为了对抗噬菌体感染，III型CRISPR-Cas系统利用环状寡腺苷酸（cAn）信号来激活各种辅助效应器，包括CRISPR相关的Lon-SAVED蛋白酶CalpL，它与抗σ因子CalpT和类ECFσ因子CalpS一起构成了一个三方效应器系统。在这里，我们报告了 Cloacimonas acidaminovorans 杆菌 CalpL-CalpT-CalpS 的特征。

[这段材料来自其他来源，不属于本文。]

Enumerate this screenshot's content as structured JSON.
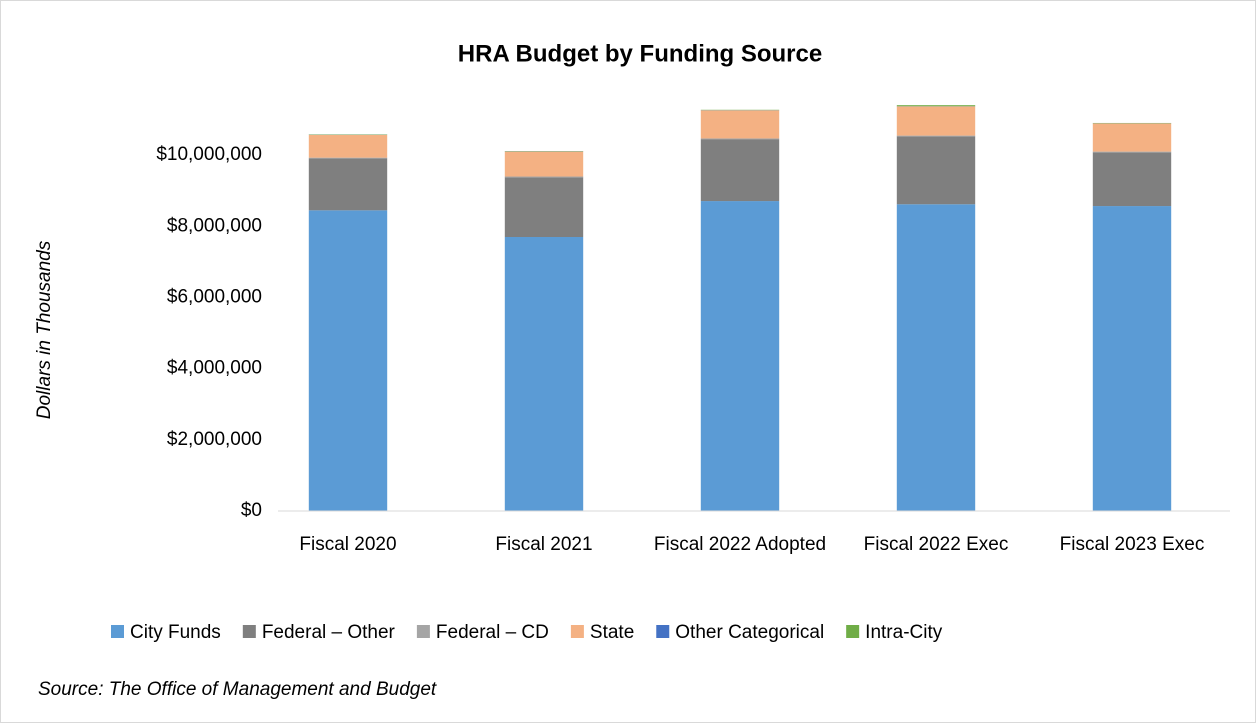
{
  "chart_data": {
    "type": "stacked_bar",
    "title": "HRA Budget by Funding Source",
    "y_axis_label": "Dollars in Thousands",
    "source": "Source: The Office of Management and Budget",
    "categories": [
      "Fiscal 2020",
      "Fiscal 2021",
      "Fiscal 2022 Adopted",
      "Fiscal 2022 Exec",
      "Fiscal 2023 Exec"
    ],
    "series": [
      {
        "name": "City Funds",
        "color": "#5b9bd5",
        "values": [
          8450000,
          7700000,
          8710000,
          8620000,
          8570000
        ]
      },
      {
        "name": "Federal – Other",
        "color": "#7f7f7f",
        "values": [
          1460000,
          1680000,
          1740000,
          1910000,
          1510000
        ]
      },
      {
        "name": "Federal – CD",
        "color": "#a5a5a5",
        "values": [
          20000,
          20000,
          20000,
          20000,
          20000
        ]
      },
      {
        "name": "State",
        "color": "#f4b183",
        "values": [
          640000,
          700000,
          790000,
          820000,
          790000
        ]
      },
      {
        "name": "Other Categorical",
        "color": "#4472c4",
        "values": [
          5000,
          5000,
          5000,
          5000,
          5000
        ]
      },
      {
        "name": "Intra-City",
        "color": "#70ad47",
        "values": [
          10000,
          10000,
          10000,
          30000,
          10000
        ]
      }
    ],
    "ylim": [
      0,
      12000000
    ],
    "yticks": [
      {
        "value": 0,
        "label": "$0"
      },
      {
        "value": 2000000,
        "label": "$2,000,000"
      },
      {
        "value": 4000000,
        "label": "$4,000,000"
      },
      {
        "value": 6000000,
        "label": "$6,000,000"
      },
      {
        "value": 8000000,
        "label": "$8,000,000"
      },
      {
        "value": 10000000,
        "label": "$10,000,000"
      }
    ],
    "grid": false,
    "legend": "bottom"
  }
}
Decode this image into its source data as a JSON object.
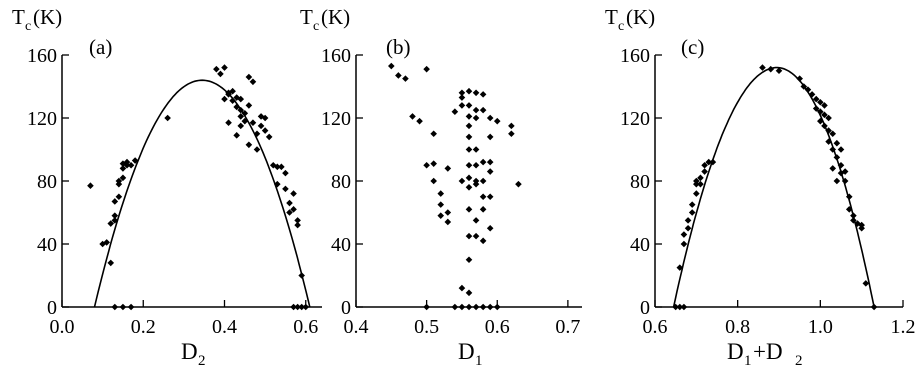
{
  "chart_data": [
    {
      "panel": "(a)",
      "type": "scatter",
      "ylabel_main": "T",
      "ylabel_sub": "c",
      "ylabel_unit": "(K)",
      "xlabel_main": "D",
      "xlabel_sub": "2",
      "xlim": [
        0.0,
        0.64
      ],
      "ylim": [
        0,
        160
      ],
      "xticks": [
        "0.0",
        "0.2",
        "0.4",
        "0.6"
      ],
      "yticks": [
        "0",
        "40",
        "80",
        "120",
        "160"
      ],
      "xtick_values": [
        0.0,
        0.2,
        0.4,
        0.6
      ],
      "ytick_values": [
        0,
        40,
        80,
        120,
        160
      ],
      "fit_curve": {
        "type": "parabola",
        "x": [
          0.08,
          0.345,
          0.61
        ],
        "y": [
          0,
          144,
          0
        ]
      },
      "points": [
        [
          0.07,
          77
        ],
        [
          0.1,
          40
        ],
        [
          0.11,
          41
        ],
        [
          0.12,
          28
        ],
        [
          0.12,
          53
        ],
        [
          0.13,
          55
        ],
        [
          0.13,
          58
        ],
        [
          0.13,
          67
        ],
        [
          0.14,
          70
        ],
        [
          0.14,
          78
        ],
        [
          0.14,
          80
        ],
        [
          0.15,
          82
        ],
        [
          0.15,
          88
        ],
        [
          0.15,
          91
        ],
        [
          0.16,
          92
        ],
        [
          0.16,
          90
        ],
        [
          0.17,
          90
        ],
        [
          0.18,
          93
        ],
        [
          0.13,
          0
        ],
        [
          0.15,
          0
        ],
        [
          0.17,
          0
        ],
        [
          0.26,
          120
        ],
        [
          0.38,
          151
        ],
        [
          0.39,
          148
        ],
        [
          0.4,
          152
        ],
        [
          0.4,
          132
        ],
        [
          0.41,
          135
        ],
        [
          0.41,
          136
        ],
        [
          0.42,
          137
        ],
        [
          0.42,
          131
        ],
        [
          0.43,
          133
        ],
        [
          0.43,
          127
        ],
        [
          0.44,
          125
        ],
        [
          0.44,
          132
        ],
        [
          0.44,
          121
        ],
        [
          0.45,
          123
        ],
        [
          0.45,
          118
        ],
        [
          0.46,
          146
        ],
        [
          0.46,
          128
        ],
        [
          0.47,
          143
        ],
        [
          0.47,
          117
        ],
        [
          0.48,
          110
        ],
        [
          0.48,
          100
        ],
        [
          0.49,
          115
        ],
        [
          0.49,
          121
        ],
        [
          0.5,
          120
        ],
        [
          0.5,
          112
        ],
        [
          0.51,
          108
        ],
        [
          0.52,
          90
        ],
        [
          0.53,
          89
        ],
        [
          0.53,
          78
        ],
        [
          0.54,
          89
        ],
        [
          0.55,
          75
        ],
        [
          0.56,
          66
        ],
        [
          0.56,
          60
        ],
        [
          0.57,
          72
        ],
        [
          0.58,
          55
        ],
        [
          0.58,
          52
        ],
        [
          0.59,
          20
        ],
        [
          0.41,
          117
        ],
        [
          0.43,
          109
        ],
        [
          0.46,
          103
        ],
        [
          0.44,
          115
        ],
        [
          0.55,
          85
        ],
        [
          0.57,
          62
        ],
        [
          0.59,
          0
        ],
        [
          0.6,
          0
        ],
        [
          0.58,
          0
        ],
        [
          0.57,
          0
        ]
      ]
    },
    {
      "panel": "(b)",
      "type": "scatter",
      "ylabel_main": "T",
      "ylabel_sub": "c",
      "ylabel_unit": "(K)",
      "xlabel_main": "D",
      "xlabel_sub": "1",
      "xlim": [
        0.4,
        0.72
      ],
      "ylim": [
        0,
        160
      ],
      "xticks": [
        "0.4",
        "0.5",
        "0.6",
        "0.7"
      ],
      "yticks": [
        "0",
        "40",
        "80",
        "120",
        "160"
      ],
      "xtick_values": [
        0.4,
        0.5,
        0.6,
        0.7
      ],
      "ytick_values": [
        0,
        40,
        80,
        120,
        160
      ],
      "points": [
        [
          0.45,
          153
        ],
        [
          0.46,
          147
        ],
        [
          0.47,
          145
        ],
        [
          0.5,
          151
        ],
        [
          0.48,
          121
        ],
        [
          0.49,
          118
        ],
        [
          0.5,
          90
        ],
        [
          0.51,
          91
        ],
        [
          0.51,
          110
        ],
        [
          0.51,
          80
        ],
        [
          0.52,
          72
        ],
        [
          0.52,
          58
        ],
        [
          0.53,
          60
        ],
        [
          0.53,
          88
        ],
        [
          0.53,
          54
        ],
        [
          0.52,
          65
        ],
        [
          0.54,
          124
        ],
        [
          0.55,
          136
        ],
        [
          0.55,
          128
        ],
        [
          0.55,
          133
        ],
        [
          0.56,
          137
        ],
        [
          0.56,
          128
        ],
        [
          0.56,
          121
        ],
        [
          0.56,
          115
        ],
        [
          0.56,
          108
        ],
        [
          0.56,
          90
        ],
        [
          0.56,
          82
        ],
        [
          0.56,
          76
        ],
        [
          0.56,
          62
        ],
        [
          0.56,
          45
        ],
        [
          0.56,
          30
        ],
        [
          0.57,
          136
        ],
        [
          0.57,
          125
        ],
        [
          0.57,
          120
        ],
        [
          0.57,
          100
        ],
        [
          0.57,
          90
        ],
        [
          0.57,
          80
        ],
        [
          0.57,
          78
        ],
        [
          0.57,
          55
        ],
        [
          0.58,
          92
        ],
        [
          0.58,
          80
        ],
        [
          0.58,
          70
        ],
        [
          0.58,
          62
        ],
        [
          0.58,
          42
        ],
        [
          0.58,
          135
        ],
        [
          0.58,
          125
        ],
        [
          0.59,
          120
        ],
        [
          0.59,
          108
        ],
        [
          0.59,
          92
        ],
        [
          0.59,
          86
        ],
        [
          0.59,
          70
        ],
        [
          0.59,
          50
        ],
        [
          0.6,
          118
        ],
        [
          0.62,
          115
        ],
        [
          0.62,
          110
        ],
        [
          0.63,
          78
        ],
        [
          0.55,
          12
        ],
        [
          0.56,
          9
        ],
        [
          0.5,
          0
        ],
        [
          0.54,
          0
        ],
        [
          0.55,
          0
        ],
        [
          0.56,
          0
        ],
        [
          0.57,
          0
        ],
        [
          0.58,
          0
        ],
        [
          0.59,
          0
        ],
        [
          0.6,
          0
        ],
        [
          0.55,
          80
        ],
        [
          0.57,
          45
        ],
        [
          0.56,
          100
        ]
      ]
    },
    {
      "panel": "(c)",
      "type": "scatter",
      "ylabel_main": "T",
      "ylabel_sub": "c",
      "ylabel_unit": "(K)",
      "xlabel_main": "D",
      "xlabel_sub": "1",
      "xlabel_tail": "+D",
      "xlabel_sub2": "2",
      "xlim": [
        0.6,
        1.2
      ],
      "ylim": [
        0,
        160
      ],
      "xticks": [
        "0.6",
        "0.8",
        "1.0",
        "1.2"
      ],
      "yticks": [
        "0",
        "40",
        "80",
        "120",
        "160"
      ],
      "xtick_values": [
        0.6,
        0.8,
        1.0,
        1.2
      ],
      "ytick_values": [
        0,
        40,
        80,
        120,
        160
      ],
      "fit_curve": {
        "type": "parabola",
        "x": [
          0.645,
          0.895,
          1.13
        ],
        "y": [
          0,
          152,
          0
        ]
      },
      "points": [
        [
          0.65,
          0
        ],
        [
          0.66,
          0
        ],
        [
          0.67,
          0
        ],
        [
          0.66,
          25
        ],
        [
          0.67,
          40
        ],
        [
          0.67,
          46
        ],
        [
          0.68,
          50
        ],
        [
          0.68,
          55
        ],
        [
          0.69,
          60
        ],
        [
          0.69,
          65
        ],
        [
          0.7,
          72
        ],
        [
          0.7,
          78
        ],
        [
          0.7,
          80
        ],
        [
          0.71,
          82
        ],
        [
          0.71,
          78
        ],
        [
          0.72,
          86
        ],
        [
          0.72,
          90
        ],
        [
          0.73,
          92
        ],
        [
          0.74,
          92
        ],
        [
          0.86,
          152
        ],
        [
          0.88,
          151
        ],
        [
          0.9,
          150
        ],
        [
          0.95,
          145
        ],
        [
          0.96,
          140
        ],
        [
          0.97,
          138
        ],
        [
          0.98,
          135
        ],
        [
          0.99,
          132
        ],
        [
          0.99,
          126
        ],
        [
          1.0,
          130
        ],
        [
          1.0,
          124
        ],
        [
          1.0,
          118
        ],
        [
          1.01,
          128
        ],
        [
          1.01,
          122
        ],
        [
          1.01,
          115
        ],
        [
          1.02,
          120
        ],
        [
          1.02,
          112
        ],
        [
          1.02,
          105
        ],
        [
          1.03,
          110
        ],
        [
          1.03,
          100
        ],
        [
          1.04,
          104
        ],
        [
          1.04,
          95
        ],
        [
          1.05,
          90
        ],
        [
          1.05,
          85
        ],
        [
          1.06,
          86
        ],
        [
          1.06,
          80
        ],
        [
          1.07,
          70
        ],
        [
          1.07,
          62
        ],
        [
          1.08,
          58
        ],
        [
          1.08,
          55
        ],
        [
          1.09,
          53
        ],
        [
          1.1,
          52
        ],
        [
          1.1,
          50
        ],
        [
          1.11,
          15
        ],
        [
          1.13,
          0
        ],
        [
          1.03,
          88
        ],
        [
          1.04,
          80
        ],
        [
          1.05,
          100
        ]
      ]
    }
  ]
}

我们证明，cA4 的结合会触发 CalpL 长丝的形成，并激活它裂解 CalpT-CalpS 二聚体中的 CalpT。这种裂解暴露了 CalpT 的 C-半导，使其成为细胞蛋白酶进一步降解的目标。因此，CalpS 被释放出来与 RNA 聚合酶结合，导致大肠杆菌生长停滞。此外，CalpL-CalpT-CalpS 系统还受 CalpL 的 SAVED 结构域调控，SAVED 结构域是一种环状核酸酶，能以三步顺序机制裂解 cA4。这些发现为III型CRISPR-Cas免疫中信号级联的激活、蛋白水解事件和调控提供了关键的机制细节。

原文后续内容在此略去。